I'm currently halfway through Iain Pears' An Instance of the Fingerpost which reads like a mix between early Julian Barnes and Umberto Eco with a dash of classic whodunnit. David gave up on the book after about 200 pages but I find myself enjoying its slow pace, Pears' knowledge of 17th century science (unlike, say, Ross King whose Ex Libris was so, so, so inaccurate that it nearly made me cry) and the novel's multi-narrative structure. My partner bought Pears' The Immaculate Deception from Oxfam Books yesterday. It looks to be a light read, though. I might keep that for winter. I tend towards light books during the dark months.

Also on the backburner: Marilynne Robinson's Housekeeping. Back when I was in the process of moving countries, I read her Gilead. It floored me with its precise language, its exploration of 'home' and 'family' and the slow, deliberate move towards its dénouement. At that point of time, I was living out of a suitcase whilst spending nights on friends' sofas. I was susceptible to Gilead, in other words. Robinson's Housekeeping is bleaker and I cannot quite muster the calmness that her novel demands. I still adore her way of using language though.

And then there are the books which have suffered.

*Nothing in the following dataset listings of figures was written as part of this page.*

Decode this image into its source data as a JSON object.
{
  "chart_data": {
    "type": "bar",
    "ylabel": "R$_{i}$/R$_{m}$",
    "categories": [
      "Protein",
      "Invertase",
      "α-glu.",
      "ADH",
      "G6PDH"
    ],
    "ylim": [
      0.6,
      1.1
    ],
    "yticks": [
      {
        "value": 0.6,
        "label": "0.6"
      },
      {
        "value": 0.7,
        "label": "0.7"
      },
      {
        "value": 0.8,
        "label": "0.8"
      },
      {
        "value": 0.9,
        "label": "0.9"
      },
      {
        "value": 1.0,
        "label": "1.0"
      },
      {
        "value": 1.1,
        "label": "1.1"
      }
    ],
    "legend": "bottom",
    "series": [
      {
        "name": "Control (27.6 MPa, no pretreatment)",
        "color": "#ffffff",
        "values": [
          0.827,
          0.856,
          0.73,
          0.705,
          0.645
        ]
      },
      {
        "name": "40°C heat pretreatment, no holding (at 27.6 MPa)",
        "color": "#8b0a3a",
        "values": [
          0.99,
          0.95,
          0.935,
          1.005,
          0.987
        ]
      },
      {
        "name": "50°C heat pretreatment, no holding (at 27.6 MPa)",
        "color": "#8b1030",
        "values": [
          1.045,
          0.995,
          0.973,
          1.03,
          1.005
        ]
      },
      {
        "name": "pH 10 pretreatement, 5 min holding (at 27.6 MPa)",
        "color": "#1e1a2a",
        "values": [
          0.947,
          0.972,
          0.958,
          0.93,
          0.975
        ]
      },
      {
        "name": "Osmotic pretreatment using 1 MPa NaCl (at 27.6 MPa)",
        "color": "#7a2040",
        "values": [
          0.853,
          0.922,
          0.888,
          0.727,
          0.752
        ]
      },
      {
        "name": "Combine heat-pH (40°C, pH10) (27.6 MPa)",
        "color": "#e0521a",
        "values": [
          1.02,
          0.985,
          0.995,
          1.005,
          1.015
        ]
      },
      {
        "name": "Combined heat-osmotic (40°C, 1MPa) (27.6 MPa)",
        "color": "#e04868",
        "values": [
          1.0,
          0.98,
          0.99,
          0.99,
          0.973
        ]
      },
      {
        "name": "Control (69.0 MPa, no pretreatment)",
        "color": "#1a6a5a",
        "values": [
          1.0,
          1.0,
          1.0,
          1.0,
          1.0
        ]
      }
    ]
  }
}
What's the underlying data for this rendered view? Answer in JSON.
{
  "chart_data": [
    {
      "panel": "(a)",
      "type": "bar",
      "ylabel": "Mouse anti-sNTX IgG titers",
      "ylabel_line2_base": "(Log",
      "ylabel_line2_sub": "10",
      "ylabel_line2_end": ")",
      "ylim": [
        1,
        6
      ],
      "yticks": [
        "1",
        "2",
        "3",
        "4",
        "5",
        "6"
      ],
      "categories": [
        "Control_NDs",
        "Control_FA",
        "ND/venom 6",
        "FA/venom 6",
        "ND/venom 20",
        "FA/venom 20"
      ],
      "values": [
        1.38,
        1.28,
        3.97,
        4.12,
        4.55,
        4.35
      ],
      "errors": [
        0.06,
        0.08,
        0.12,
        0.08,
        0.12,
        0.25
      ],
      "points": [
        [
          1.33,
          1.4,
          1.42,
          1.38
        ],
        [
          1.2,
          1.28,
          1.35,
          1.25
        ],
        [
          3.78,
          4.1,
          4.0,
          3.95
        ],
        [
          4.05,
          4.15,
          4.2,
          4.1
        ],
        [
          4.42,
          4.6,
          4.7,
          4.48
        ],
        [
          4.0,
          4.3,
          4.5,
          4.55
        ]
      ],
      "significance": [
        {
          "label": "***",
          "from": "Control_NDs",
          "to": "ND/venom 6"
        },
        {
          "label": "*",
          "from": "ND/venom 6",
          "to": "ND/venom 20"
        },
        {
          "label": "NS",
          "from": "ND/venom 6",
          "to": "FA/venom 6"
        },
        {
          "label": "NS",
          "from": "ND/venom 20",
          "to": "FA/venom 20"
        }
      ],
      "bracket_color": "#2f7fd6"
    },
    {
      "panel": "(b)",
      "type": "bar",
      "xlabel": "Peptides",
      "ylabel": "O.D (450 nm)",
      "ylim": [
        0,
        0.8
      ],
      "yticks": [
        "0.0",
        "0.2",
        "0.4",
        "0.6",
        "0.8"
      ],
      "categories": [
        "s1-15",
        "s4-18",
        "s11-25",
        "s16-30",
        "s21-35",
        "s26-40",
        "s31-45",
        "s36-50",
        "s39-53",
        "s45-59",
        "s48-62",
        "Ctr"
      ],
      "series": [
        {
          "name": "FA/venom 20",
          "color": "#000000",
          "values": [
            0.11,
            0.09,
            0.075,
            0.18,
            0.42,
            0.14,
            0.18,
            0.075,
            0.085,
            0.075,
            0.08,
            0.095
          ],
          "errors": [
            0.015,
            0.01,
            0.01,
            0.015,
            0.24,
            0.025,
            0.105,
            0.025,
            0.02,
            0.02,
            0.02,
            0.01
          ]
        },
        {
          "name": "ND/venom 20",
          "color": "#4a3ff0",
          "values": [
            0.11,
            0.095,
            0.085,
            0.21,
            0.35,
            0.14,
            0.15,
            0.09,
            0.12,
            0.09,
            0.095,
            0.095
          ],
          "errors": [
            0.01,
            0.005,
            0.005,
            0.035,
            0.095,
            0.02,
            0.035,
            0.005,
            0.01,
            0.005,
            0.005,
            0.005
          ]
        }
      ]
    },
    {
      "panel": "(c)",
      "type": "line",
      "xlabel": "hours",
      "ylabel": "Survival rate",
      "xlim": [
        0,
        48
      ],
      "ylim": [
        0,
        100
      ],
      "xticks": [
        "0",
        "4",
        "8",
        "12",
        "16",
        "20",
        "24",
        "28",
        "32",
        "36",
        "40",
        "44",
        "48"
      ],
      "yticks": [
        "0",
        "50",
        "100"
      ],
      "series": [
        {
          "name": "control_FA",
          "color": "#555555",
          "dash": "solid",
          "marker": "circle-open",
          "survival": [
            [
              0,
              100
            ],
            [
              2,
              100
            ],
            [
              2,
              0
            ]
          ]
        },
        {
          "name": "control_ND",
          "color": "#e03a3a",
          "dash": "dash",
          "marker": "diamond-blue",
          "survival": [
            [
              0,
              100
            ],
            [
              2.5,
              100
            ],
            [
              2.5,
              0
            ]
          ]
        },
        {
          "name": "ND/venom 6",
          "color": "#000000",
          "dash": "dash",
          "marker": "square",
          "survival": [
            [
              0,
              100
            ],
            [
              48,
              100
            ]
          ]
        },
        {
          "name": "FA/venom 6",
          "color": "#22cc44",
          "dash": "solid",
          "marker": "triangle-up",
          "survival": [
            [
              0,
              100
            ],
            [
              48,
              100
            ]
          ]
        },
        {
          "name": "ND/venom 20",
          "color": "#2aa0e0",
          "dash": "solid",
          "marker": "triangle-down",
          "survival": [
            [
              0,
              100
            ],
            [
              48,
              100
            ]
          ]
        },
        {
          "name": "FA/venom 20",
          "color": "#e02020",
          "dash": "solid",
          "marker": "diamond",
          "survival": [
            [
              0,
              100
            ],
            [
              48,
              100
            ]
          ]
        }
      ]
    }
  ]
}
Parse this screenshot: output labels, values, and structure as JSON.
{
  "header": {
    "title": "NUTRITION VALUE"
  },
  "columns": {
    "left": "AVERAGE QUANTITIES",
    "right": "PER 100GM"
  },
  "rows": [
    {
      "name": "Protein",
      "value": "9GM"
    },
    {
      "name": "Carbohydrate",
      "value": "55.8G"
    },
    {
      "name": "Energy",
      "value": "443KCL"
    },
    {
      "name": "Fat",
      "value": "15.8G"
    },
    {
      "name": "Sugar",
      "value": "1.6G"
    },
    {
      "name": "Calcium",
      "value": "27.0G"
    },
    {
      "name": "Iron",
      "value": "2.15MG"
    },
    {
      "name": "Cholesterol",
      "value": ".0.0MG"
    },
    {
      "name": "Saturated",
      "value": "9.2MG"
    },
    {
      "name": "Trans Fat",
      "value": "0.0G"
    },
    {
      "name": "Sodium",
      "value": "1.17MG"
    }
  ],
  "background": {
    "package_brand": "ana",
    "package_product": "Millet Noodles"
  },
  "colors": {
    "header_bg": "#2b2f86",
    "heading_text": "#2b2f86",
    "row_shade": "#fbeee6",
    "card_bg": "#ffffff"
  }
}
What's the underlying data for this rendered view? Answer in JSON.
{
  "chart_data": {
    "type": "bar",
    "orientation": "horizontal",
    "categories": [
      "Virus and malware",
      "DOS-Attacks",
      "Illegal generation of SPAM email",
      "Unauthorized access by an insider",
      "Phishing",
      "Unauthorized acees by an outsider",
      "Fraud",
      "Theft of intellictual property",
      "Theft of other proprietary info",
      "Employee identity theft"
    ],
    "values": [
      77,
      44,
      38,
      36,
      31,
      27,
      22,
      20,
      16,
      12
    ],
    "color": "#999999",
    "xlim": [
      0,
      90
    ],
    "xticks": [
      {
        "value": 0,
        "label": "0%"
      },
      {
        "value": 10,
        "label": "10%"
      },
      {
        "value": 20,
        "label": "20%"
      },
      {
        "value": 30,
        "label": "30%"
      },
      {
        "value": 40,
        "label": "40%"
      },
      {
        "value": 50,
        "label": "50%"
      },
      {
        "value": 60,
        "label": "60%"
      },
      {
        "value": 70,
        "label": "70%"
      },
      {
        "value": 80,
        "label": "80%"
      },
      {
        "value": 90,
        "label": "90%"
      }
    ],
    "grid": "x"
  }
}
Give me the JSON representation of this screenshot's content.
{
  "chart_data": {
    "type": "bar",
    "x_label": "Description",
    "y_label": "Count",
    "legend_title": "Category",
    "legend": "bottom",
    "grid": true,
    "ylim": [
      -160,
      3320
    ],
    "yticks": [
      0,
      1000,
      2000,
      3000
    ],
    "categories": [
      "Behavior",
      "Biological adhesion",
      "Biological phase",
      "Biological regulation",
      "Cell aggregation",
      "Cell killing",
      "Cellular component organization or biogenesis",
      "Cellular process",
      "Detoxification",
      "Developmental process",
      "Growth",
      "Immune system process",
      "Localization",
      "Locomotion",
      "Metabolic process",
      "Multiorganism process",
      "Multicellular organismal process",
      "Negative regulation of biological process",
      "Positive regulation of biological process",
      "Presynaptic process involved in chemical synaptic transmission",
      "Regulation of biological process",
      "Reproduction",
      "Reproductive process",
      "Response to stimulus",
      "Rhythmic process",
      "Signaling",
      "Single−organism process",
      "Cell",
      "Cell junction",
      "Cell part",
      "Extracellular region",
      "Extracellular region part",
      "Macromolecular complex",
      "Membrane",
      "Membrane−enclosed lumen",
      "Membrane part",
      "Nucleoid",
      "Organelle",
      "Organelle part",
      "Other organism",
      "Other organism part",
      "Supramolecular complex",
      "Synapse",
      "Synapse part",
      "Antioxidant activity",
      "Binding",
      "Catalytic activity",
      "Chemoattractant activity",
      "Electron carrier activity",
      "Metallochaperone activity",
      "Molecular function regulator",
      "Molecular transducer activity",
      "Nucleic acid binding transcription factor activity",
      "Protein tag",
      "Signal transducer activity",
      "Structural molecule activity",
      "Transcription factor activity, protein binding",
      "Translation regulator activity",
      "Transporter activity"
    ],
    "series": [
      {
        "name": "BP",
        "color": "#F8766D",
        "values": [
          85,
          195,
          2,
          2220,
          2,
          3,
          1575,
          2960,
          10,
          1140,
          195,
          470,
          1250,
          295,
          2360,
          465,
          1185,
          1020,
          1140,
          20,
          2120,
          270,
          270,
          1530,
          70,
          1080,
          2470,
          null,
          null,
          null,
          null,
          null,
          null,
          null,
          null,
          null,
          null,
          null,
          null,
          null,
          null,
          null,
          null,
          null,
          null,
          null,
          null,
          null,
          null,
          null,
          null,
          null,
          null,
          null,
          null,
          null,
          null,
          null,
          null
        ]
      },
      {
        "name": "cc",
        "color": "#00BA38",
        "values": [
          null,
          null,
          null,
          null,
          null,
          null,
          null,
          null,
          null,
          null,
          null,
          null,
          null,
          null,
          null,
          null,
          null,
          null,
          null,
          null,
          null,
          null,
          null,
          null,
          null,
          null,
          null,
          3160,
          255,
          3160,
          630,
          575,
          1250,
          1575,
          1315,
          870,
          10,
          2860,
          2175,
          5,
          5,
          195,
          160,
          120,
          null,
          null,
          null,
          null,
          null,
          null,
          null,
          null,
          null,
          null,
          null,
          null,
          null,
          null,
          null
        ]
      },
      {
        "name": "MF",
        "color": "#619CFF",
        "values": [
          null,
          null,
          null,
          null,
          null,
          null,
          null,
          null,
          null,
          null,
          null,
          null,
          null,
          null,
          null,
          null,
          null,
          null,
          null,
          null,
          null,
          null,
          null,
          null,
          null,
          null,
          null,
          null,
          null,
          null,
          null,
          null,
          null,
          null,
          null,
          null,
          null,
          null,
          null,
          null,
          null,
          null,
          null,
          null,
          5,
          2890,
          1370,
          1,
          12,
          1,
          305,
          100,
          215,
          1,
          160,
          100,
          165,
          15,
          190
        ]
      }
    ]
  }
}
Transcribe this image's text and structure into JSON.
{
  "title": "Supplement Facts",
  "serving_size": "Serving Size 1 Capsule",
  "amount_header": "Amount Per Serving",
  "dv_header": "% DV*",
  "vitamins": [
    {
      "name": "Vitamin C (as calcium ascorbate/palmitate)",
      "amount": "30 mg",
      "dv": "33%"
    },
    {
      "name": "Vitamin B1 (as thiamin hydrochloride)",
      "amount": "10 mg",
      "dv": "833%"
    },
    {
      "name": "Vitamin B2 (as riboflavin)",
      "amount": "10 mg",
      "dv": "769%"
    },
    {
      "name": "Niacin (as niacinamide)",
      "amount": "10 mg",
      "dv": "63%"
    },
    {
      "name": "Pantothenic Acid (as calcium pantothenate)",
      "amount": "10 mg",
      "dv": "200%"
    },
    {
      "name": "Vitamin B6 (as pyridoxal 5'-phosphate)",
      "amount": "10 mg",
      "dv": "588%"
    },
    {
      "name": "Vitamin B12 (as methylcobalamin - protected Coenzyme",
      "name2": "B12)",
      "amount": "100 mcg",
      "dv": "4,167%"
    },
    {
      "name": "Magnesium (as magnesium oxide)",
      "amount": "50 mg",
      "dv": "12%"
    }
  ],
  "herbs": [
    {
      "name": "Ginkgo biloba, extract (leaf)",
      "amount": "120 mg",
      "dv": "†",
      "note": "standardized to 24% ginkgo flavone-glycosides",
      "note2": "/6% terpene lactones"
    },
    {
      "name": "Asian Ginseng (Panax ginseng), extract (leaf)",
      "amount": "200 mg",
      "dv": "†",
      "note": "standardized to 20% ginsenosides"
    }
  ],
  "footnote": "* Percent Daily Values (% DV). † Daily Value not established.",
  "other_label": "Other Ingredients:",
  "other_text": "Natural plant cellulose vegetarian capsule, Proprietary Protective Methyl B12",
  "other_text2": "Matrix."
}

Maps For Lost Lovers by Nadeem Aslam and Old Men In Love by my beloved Alasdair Gray (signed 1st Ed - I should scan the dedication). They're on my bedside table and deserve far more attention.

If everything else fails, of course, there's always my growing stack of knitting books..

31May/08Off

Spoils

Stephen Moffat does write the best Doctor Who episodes. A planet which is one giant library? Yes, please! And that is all I will say as I do not want to give away any spoilers..

Now, as some longterm readers/friends may know, I'm absolutely obsessed by paratexts and paratextuality: tables of content, indices, illustrations, prefaces, typefaces, paper textures etc. Everything that makes a text a book, basically. I have found an absolute gem: A Book of Tables of Content. You can see a slideshow at the site and there is even a Flickr group where you can upload your own favourite Table of Content. Personally I have a thing about the ToC in Iain Banks' The Bridge (my favourite Banks novel, by the way). The novel takes place on the Firth of Forth Bridge and if you turn the ToC ninety degrees, it actually takes on the shape of that particular bridge. Nifty.

Finally, a very, very cool/scary photo of when volcanoes spew lightning.

PS. I have finished my first sweater and I'm very proud

12Mar/08Off

No Electricity, But Much Excitement

We went to the hospital today for a long-awaited appointment. I have been undergoing epilepsy tests but they came out negative. No abnormal electrical currents or any abnormal brain structures - I'm relieved that I'm not dying of a brain tumour and I'm frustrated that I could not get a clear, concise answer to wtf is going on with me today. We're off to see my GP to find out what is next. Exciting times.

So, a compensation I was allowed to buy three skeins of very, fabulous, very expensive yarn. I am not sure if it is entirely healthy (for my bank account or my partner's sanity) to both suffer from bibliophilia and, er, yarn-philia?

Speaking of bibliophilia, one of my major interests is artists' books: the idea that the book is more than just a transparent medium but actually plays a major part in our understanding of texts (and thus the world) is very, very appealing to me. This year's Glasgow's International Art Festival caters to this interest of mine with the Glasgow International Artists Bookfair. It'll feature all sorts of books about books as well as actual artists' books and workshops on bookbinding etc. I'm so there. No surprise that I will also be found here looking very excited at this exhibition.

Glasgow is good to me.

15Feb/08Off

Words Against War

Sundays in February can be quite dreary - so why not dash into Mono here in Glasgow on Sunday at 8pm? Famous Scottish writers such as Alasdair Gray(!), Liz Lochhead, and Tom Leonard will be discussing the war in Iraq. As Mono also houses a record shop/informal gig venue, there will also be live music from local folk artists. Ticket is £5.

(An aside: last time I went to Mono, I ended up having dinner right next to a famous rock star, my word. And my vegan lasagna was rather bland.)